In fact, this month I will be doing the opposite of many investors: I will be looking for oversold bargains to add to my portfolio. This way, I will have the opportunity to make bigger capital gains by buying at even lower prices than I would otherwise expect thanks to September's market anomaly.
A top quality purchase
One stock I'm already looking at today is Hochschild Mining (LSE: HOC).
The precious metals miner has had a poor start to September and now looks like it might be too cheap to pass up. It trades on a forward price-to-earnings (P/E) ratio of 8.2 times.
However, Hochschild's decline is not primarily due to this month's historic cooling. It is more likely to reflect a drop in gold and silver prices as the US dollar has appreciated. A rising dollar makes it less profitable to buy and hold dollar-denominated assets.

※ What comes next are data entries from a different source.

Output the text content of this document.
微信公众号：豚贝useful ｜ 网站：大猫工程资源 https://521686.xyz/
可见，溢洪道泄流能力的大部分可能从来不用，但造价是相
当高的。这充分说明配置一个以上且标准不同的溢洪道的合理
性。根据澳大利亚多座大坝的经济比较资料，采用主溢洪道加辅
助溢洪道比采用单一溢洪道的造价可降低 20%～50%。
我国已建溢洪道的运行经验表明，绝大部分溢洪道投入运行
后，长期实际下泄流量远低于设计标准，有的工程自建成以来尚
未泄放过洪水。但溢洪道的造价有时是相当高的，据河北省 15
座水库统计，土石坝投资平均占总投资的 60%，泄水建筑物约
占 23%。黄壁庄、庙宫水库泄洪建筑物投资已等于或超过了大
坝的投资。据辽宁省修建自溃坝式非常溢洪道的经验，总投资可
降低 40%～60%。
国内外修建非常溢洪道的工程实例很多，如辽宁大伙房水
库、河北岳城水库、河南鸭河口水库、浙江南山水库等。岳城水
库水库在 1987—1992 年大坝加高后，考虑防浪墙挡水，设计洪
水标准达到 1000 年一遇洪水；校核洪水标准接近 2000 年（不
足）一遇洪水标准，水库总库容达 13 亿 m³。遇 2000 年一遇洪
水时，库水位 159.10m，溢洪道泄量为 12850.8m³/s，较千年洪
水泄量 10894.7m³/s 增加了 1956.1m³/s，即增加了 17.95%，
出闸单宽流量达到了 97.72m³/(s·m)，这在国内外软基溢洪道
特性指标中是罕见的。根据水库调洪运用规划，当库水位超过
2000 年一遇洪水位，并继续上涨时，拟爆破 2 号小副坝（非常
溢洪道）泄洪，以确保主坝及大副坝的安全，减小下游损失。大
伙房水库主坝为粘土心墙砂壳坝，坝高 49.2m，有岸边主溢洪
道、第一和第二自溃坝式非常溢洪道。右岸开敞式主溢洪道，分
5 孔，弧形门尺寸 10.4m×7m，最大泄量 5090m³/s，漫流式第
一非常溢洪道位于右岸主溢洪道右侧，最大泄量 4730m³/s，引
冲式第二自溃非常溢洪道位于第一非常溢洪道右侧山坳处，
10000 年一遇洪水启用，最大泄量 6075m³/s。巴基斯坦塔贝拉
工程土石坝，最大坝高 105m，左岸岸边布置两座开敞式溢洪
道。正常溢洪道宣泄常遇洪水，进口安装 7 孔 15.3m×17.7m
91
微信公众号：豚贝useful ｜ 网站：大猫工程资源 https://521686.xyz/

Mining companies are naturally vulnerable to volatility in commodity markets. However, the good news for gold producers is that the yellow metal could recover strongly in the coming weeks and months.
Prices hit new record highs above $2,500 an ounce last month, driven by concerns about economic growth, conflicts in Europe and the Middle East and expectations of higher inflation as central banks cut rates.
Therefore, I would expect Hochschild shares to also recover as metal prices improve. However, I would not buy the miner simply to cash in on this. I think it could be an excellent stock to hold for the long term to manage risk in my portfolio.
And at current prices, it could be a very profitable way to do so.